SAN JOSE, Calif. - Wednesday’s rainstorms caused familiar problems on Bay Area roadways. Flooding slowed traffic and made some surface streets hard to traverse.
"We’ll be out here all day. And then we might even do into [the] later hours," said Ted Cordero, a maintenance supervisor with the San Jose Department of Transportation.
Before lunch, he and a team of three dressed in yellow reflective rain gear from head to toe cleared more than a dozen catch basins in San Jose. Wet leaves and garbage had clogged drainage, leading to partially flooded roadways. Officials said there are over 35,000 such catch basins. That forced crews to scramble from one to the other.
"Just the timing. And when the calls come in. And the travel time, going from one spot to another," said Cordero.

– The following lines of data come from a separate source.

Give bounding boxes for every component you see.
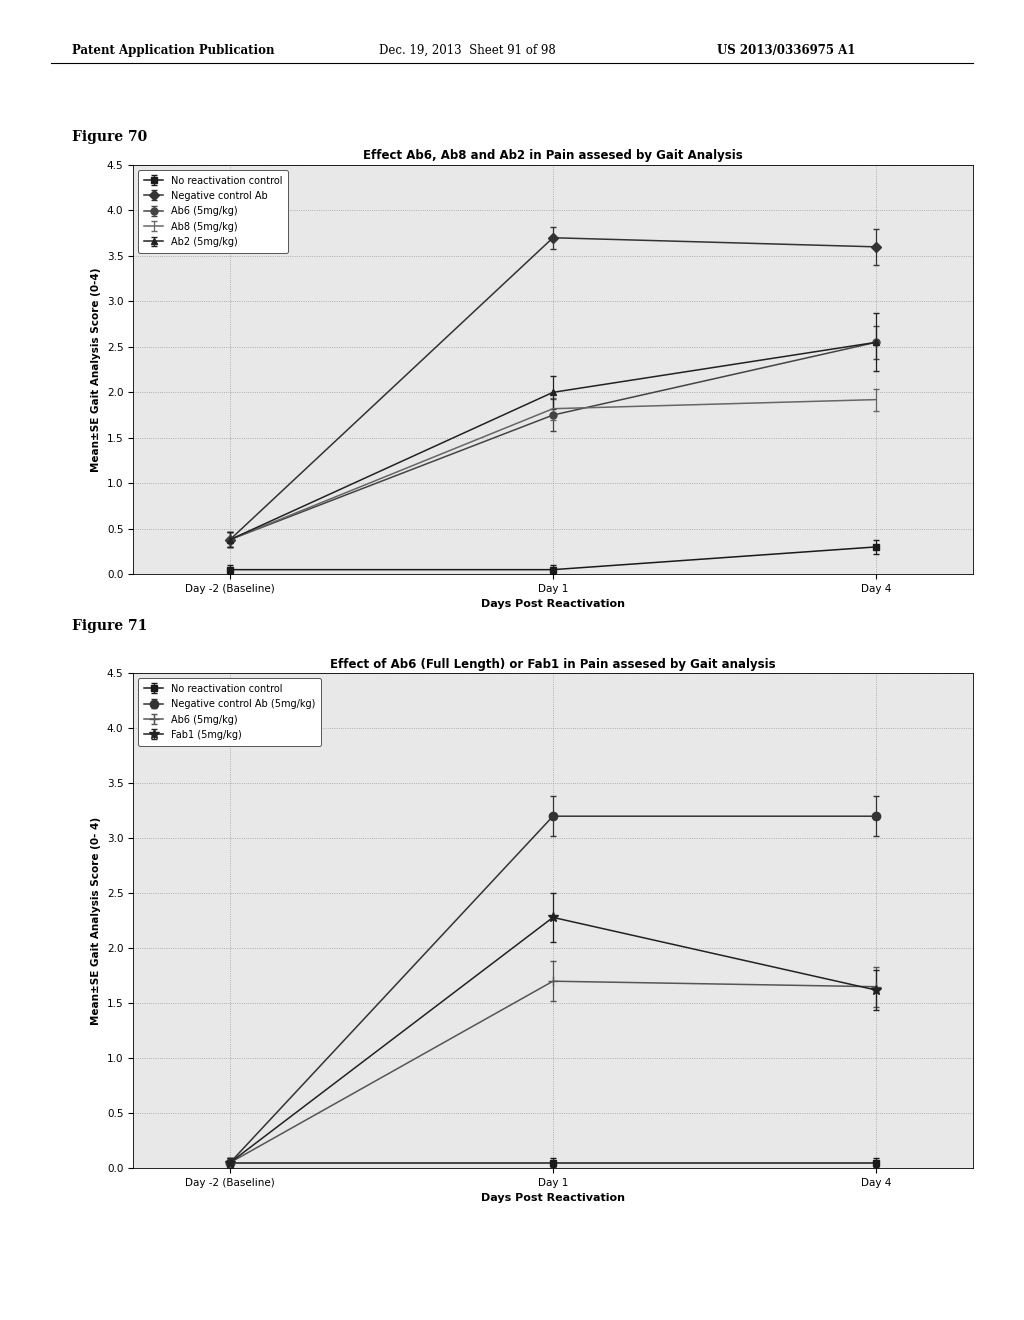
Y-axis label: Mean±SE Gait Analysis Score (0-4): Mean±SE Gait Analysis Score (0-4) [91, 268, 101, 471]
Legend: No reactivation control, Negative control Ab (5mg/kg), Ab6 (5mg/kg), Fab1 (5mg/k: No reactivation control, Negative contro… [138, 678, 322, 746]
Legend: No reactivation control, Negative control Ab, Ab6 (5mg/kg), Ab8 (5mg/kg), Ab2 (5: No reactivation control, Negative contro… [138, 170, 289, 253]
Text: Figure 70: Figure 70 [72, 131, 146, 144]
Text: Dec. 19, 2013  Sheet 91 of 98: Dec. 19, 2013 Sheet 91 of 98 [379, 44, 556, 57]
Text: Patent Application Publication: Patent Application Publication [72, 44, 274, 57]
Text: Figure 71: Figure 71 [72, 619, 147, 632]
Text: US 2013/0336975 A1: US 2013/0336975 A1 [717, 44, 855, 57]
X-axis label: Days Post Reactivation: Days Post Reactivation [481, 599, 625, 610]
X-axis label: Days Post Reactivation: Days Post Reactivation [481, 1193, 625, 1204]
Title: Effect of Ab6 (Full Length) or Fab1 in Pain assesed by Gait analysis: Effect of Ab6 (Full Length) or Fab1 in P… [330, 657, 776, 671]
Title: Effect Ab6, Ab8 and Ab2 in Pain assesed by Gait Analysis: Effect Ab6, Ab8 and Ab2 in Pain assesed … [364, 149, 742, 162]
Y-axis label: Mean±SE Gait Analysis Score (0- 4): Mean±SE Gait Analysis Score (0- 4) [91, 817, 101, 1024]
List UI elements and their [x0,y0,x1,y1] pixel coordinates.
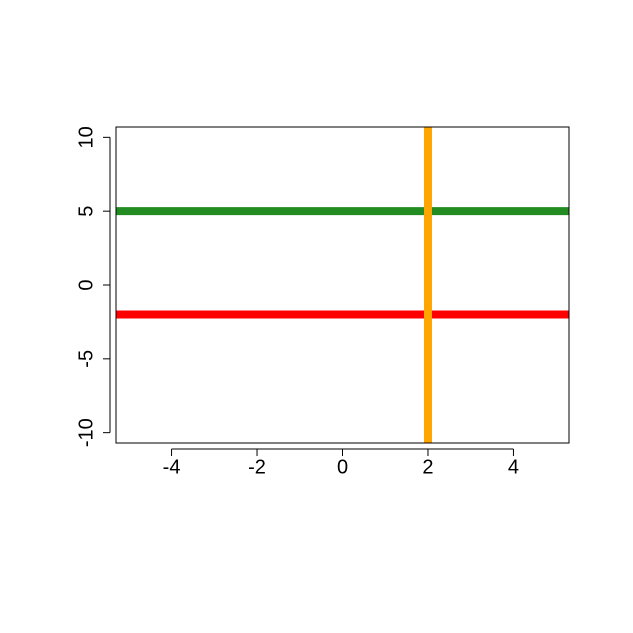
y-tick-label-group: 0 [75,279,97,290]
y-tick-label: 10 [75,126,97,148]
y-tick-label: 5 [75,206,97,217]
x-tick-label: 0 [337,457,348,479]
x-tick-label: -2 [248,457,266,479]
y-tick-label-group: -5 [75,350,97,368]
x-tick-label: 4 [508,457,519,479]
chart: -4 -2 0 2 4 -10 -5 0 5 10 [0,0,633,633]
x-tick-label: 2 [422,457,433,479]
y-tick-label-group: -10 [75,418,97,447]
y-tick-label-group: 10 [75,126,97,148]
y-tick-label: -5 [75,350,97,368]
y-tick-label: 0 [75,279,97,290]
y-tick-label: -10 [75,418,97,447]
y-tick-label-group: 5 [75,206,97,217]
x-tick-label: -4 [163,457,181,479]
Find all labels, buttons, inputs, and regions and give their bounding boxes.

Movement during the morning rush was hampered by heavy rain. A clogged catch basin on I-280 created wheel well-deep water, which slowed the commute near Highway 17.
"Terrible. Flooded out. Terrible," said music artist "Carr," dressed in colorful clothing as he handed out CDs at a gas station near SAP Center in San Jose. "San Jose is not built for the rain at all. Look at it, it’s flooded out man. It’s been big bad."
Officials cautioned motorists not to drive through flooded sections of roadway or intersections, as this can lead to getting stuck in high water.
"It was pouring… five people were walking in the rain with umbrellas, one guy on a bike with lights…gutters were flooded. So it was a problem," said South Bay commuter Nikki.
As day turned to darkness, officials said crews would continue canvassing the city, to keep minor flooding from causing major headaches during the overnight hours.
"We wanna get these cleared as fast as possible so that we’ve got safe traffic operations. And it’s still safe and easy for people to walk around and ride their bikes," said Colin Heyne, a spokesman for the San Jose DOT.
He asked homeowners to keep the catch basins near their homes, or at the corner near their house, clear of debris and leaves.
Valley Water officials said there are 20 sandbag locations around Santa Clara County and Union City officials said two locations are open for sandbagging; at the city’s corporation yard, and Fire Station 31.